Lex lihat! aku sudah sehat sekarang, aku sudah pulih. Aku sudah melunasi segala janjiku. Dimanakah kau? Yang menungguku hingga aku sembuh? DImanakah engkau Lex? Aku menyayangimu!
                                              * * *
Rabu, 15 April 2015.
   "Lex, apakah cluster headache itu seperti sakit kepala?" tanyaku pada sebongkah batu nisan berukir nama sahabatku, Alex Pratama. Aku mengelus batu nisan itu, berusaha menahan kesedihan tiada tara yang kurasakan.
  "Ya, tapi lebih sakit" Sebastian yang menemaniku ke pemakanan menjawab pertanyaanku. Wajahnya teduh menatapku, seakan menyuruhku agak tetap tenang dan tidak putus asa.

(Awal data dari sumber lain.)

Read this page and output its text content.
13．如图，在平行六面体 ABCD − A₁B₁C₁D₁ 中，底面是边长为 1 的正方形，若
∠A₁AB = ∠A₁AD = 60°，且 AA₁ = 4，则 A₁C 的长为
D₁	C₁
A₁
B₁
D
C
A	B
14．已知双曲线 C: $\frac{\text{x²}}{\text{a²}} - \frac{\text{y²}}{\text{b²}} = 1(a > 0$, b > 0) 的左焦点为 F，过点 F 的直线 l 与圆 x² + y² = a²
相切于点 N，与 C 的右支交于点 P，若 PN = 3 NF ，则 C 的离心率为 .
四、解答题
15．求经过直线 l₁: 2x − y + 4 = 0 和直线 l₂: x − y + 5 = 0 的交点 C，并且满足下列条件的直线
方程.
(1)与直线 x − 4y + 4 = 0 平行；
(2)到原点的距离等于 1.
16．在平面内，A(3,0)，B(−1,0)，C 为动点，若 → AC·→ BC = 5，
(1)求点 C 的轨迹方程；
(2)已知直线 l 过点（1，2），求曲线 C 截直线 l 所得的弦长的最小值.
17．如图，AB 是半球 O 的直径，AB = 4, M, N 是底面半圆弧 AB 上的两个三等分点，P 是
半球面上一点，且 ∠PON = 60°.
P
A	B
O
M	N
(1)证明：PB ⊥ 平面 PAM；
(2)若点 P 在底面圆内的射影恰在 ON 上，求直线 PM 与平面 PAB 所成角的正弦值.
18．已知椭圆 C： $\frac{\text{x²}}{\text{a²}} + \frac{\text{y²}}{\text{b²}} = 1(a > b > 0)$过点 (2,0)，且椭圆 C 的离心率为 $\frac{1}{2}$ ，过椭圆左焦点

  "Apakah bisa disembuhkan?" tanyaku lagi, masih menatap batu nisan indah yang memiliki kenangan sejuta perasaan.
  "Tidak. Tetapi tidak berbahaya," Sebastian lagi-lagi menjawab, memegangi pundakku yang terduduk kaku sambil mengelus batu nisan dihadapanku. 
  "Semoga kau bahagia di sana Lex, tunggu aku..." bisikku pelan.